Four different siRNA molecules designed for IGFBP2 mRNA and siRNA molecules for Lamin A/C and negative control were synthesized and purified (Qiagen, Valencia, CA). siRNA that targets Lamin A/C and siRNA that bears no homology with relevant human genes was used as a negative control.
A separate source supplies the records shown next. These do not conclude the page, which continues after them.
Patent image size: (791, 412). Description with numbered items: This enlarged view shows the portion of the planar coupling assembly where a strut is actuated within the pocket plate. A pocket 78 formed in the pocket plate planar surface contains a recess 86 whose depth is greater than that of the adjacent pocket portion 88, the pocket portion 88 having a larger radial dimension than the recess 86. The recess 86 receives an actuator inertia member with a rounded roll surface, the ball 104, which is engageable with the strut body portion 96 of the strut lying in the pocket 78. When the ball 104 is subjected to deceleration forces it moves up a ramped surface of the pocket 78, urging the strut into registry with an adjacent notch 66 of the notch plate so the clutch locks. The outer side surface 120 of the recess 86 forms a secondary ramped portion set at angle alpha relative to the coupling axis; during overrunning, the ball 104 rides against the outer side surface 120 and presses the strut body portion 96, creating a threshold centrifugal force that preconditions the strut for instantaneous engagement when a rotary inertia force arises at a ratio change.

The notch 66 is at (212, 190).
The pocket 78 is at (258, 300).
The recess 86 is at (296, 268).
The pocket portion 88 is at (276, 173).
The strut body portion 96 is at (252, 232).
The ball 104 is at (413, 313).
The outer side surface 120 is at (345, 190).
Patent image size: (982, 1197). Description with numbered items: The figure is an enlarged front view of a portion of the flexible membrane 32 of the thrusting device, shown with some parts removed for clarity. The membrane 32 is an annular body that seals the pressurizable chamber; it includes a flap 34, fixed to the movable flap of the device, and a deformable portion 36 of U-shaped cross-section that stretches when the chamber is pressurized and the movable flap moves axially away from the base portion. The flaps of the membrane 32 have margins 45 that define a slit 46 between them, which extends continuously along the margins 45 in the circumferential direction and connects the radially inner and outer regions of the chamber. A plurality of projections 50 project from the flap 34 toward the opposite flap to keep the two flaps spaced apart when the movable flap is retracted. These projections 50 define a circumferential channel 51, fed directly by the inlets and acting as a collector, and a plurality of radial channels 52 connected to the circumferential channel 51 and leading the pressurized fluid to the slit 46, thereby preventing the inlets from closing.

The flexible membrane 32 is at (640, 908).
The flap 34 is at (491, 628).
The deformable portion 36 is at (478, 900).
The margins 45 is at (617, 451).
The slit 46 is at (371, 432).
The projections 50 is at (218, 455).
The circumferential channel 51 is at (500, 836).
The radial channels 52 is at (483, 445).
AATGGCGATGACCACTCAGAA was the target sequence for siRNA1; AAGGGTGGCAAGCATCACCTT was the target sequence for siRNA2; AAGCGCCGGGACGCCGAGTAT was the target sequence for siRNA3; AACCTCAAACAGTGCAAGATG was the target sequence for siRNA4; AACTGGACTTCCAGAAGAACA was the target sequence for Lamin A/C; and AATTCTCCGAACGTGTCACGT was the target sequence for the negative control. siRNAs were dissolved in siRNA suspension buffer to a final concentration of 20 μM, and the mixture was heated to 90°C for 1 min and incubated at 37°C for 60 min. PA-1 ovarian cancer cells (2 × 105) were plated to a 6-well plate and allowed to adhere for 24 h; the confluency of the cell monolayer at the time of transfection was 40–60%. 5 μg of siRNA and 15 μl of RNAiFect Transfection Reagent (Qiagen, Valencia, CA) was used. The cells were incubated under normal cell culture conditions. All assays were performed 72 h after treatment.